Prevention of pulmonary hypertension
Because the cause of primary pulmonary hypertension is unknown, there is no known strategy for preventing it. However, the best strategy for preventing secondary pulmonary hypertension is to avoid all tobacco smoke. It is also helpful to avoid the risk factors associated with pulmonary hypertension, which include:
Cocaine use
Exposure to air pollutants
HIV infection
Living at high altitudes
Obesity
Physical inactivity
Using certain diet drugs
In addition, some conditions are known to increase the risk of pulmonary hypertension (e.g., Raynaud syndrome, sickle cell anemia,scleroderma, COPD, Lou Gehrig's disease, rheumatoid arthritis). People diagnosed with such conditions are encouraged to discuss regular screening for pulmonary hypertension with their physician.

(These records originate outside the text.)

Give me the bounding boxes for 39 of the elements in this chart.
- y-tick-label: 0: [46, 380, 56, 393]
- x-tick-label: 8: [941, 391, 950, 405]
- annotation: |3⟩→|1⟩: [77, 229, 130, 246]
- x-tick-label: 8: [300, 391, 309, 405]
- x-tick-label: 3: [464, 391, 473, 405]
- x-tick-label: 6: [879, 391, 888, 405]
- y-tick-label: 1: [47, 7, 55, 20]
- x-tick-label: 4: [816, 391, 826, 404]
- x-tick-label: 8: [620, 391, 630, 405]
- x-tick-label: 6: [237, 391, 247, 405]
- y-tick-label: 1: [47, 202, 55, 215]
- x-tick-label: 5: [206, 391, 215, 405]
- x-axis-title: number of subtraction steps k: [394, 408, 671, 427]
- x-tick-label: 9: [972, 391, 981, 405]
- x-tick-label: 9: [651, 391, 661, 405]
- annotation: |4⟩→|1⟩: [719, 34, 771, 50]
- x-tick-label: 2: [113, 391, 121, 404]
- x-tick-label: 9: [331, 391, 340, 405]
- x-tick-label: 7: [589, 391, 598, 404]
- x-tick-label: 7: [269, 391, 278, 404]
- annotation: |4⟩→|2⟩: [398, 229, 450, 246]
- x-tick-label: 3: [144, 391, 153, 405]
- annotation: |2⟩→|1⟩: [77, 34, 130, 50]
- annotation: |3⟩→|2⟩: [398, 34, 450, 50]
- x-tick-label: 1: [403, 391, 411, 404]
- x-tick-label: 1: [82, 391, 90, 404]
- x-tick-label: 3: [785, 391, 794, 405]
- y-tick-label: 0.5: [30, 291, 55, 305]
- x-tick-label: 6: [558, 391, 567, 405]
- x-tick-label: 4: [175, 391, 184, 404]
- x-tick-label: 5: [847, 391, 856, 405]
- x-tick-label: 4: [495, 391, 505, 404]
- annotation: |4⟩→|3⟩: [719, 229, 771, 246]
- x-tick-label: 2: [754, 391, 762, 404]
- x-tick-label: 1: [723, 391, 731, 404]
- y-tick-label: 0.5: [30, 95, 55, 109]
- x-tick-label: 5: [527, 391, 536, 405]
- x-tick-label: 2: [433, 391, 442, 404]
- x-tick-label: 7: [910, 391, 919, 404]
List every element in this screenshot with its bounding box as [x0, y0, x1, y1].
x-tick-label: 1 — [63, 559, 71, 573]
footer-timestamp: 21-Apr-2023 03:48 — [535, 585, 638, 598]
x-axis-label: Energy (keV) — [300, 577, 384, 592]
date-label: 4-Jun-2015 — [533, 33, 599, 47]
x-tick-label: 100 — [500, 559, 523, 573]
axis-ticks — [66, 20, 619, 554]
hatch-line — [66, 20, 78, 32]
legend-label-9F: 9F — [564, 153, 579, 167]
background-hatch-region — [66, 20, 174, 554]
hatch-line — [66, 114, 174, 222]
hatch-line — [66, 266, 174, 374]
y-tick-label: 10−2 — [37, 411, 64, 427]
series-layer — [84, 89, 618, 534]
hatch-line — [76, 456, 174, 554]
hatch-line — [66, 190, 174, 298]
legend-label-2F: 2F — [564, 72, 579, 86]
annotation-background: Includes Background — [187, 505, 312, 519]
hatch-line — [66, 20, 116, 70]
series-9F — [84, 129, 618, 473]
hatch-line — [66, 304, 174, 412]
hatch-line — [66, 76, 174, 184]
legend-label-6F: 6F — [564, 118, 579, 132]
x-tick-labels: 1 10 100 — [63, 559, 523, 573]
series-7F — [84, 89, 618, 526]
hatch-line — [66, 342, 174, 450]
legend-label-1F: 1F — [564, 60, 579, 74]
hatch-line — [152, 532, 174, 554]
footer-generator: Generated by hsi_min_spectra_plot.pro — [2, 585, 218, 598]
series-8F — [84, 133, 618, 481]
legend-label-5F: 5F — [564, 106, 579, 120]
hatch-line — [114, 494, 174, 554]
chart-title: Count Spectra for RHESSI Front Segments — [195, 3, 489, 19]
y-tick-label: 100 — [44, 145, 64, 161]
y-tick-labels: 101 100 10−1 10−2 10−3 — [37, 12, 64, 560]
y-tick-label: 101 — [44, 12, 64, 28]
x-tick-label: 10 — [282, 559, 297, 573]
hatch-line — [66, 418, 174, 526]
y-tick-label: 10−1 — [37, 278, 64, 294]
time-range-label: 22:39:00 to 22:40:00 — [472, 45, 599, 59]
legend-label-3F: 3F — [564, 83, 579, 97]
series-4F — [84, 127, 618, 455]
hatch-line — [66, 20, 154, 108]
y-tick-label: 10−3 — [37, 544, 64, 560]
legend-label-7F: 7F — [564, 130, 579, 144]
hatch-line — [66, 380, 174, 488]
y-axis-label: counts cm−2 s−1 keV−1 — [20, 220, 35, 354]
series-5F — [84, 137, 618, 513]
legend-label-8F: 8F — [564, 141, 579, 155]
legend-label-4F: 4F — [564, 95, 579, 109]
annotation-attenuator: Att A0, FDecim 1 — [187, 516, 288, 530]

Role of pulmonary artery in circulation
The pulmonary artery carries oxygen–poor blood from the heart to the lungs. In the lungs, carbon dioxide (a waste product) is removed from the blood and exhaled from the body. The blood is then filled with vital oxygen that was inhaled from the air. From the lungs, the blood (now oxygen-rich) travels via the pulmonary veins back to the heart. The blood enters the upper left chamber of the heart (the left atrium) and passes through the mitral valve into the left ventricle. The left ventricle pumps the blood through the aortic valve, out the aorta and to the rest of the body.
Once the body has taken the oxygen from the blood and deposited carbon dioxide into the blood, the blood (now oxygen-poor) returns to the heart. It enters the upper-right chamber of the heart (the right atrium), and passes through the tricuspid valve into the right ventricle of the heart. The right ventricle of the heart then pumps the blood through the pulmonic valve (also known as the pulmonary valve), out the pulmonary artery and to the lungs to get more oxygen.
Questions for your doctor
Preparing questions in advance can help patients to have more meaningful discussions with their physicians regarding their conditions. Patients may wish to ask their doctor the following questions related to pulmonary hypertension:
How serious is the blood pressure elevation in my lungs?
Is this condition caused by another, underlying problem?
Will treating the underlying condition relieve the elevated blood pressure in my lungs?
Is this a permanent condition? Will I need lifelong treatment?
Which of my symptoms are probably caused by pulmonary hypertension as opposed to any underlying conditions?
Should I start exercising? How much? How often? Can I safely have sex?
What medications should I take to help relieve the blood pressure in my lungs?
Will I need supplemental oxygen?
Are there any dietary supplements I should avoid? Any that I should take?
How often should I have my pulmonary blood pressure monitored?
If this condition continues to worsen, what other interventions might be necessary?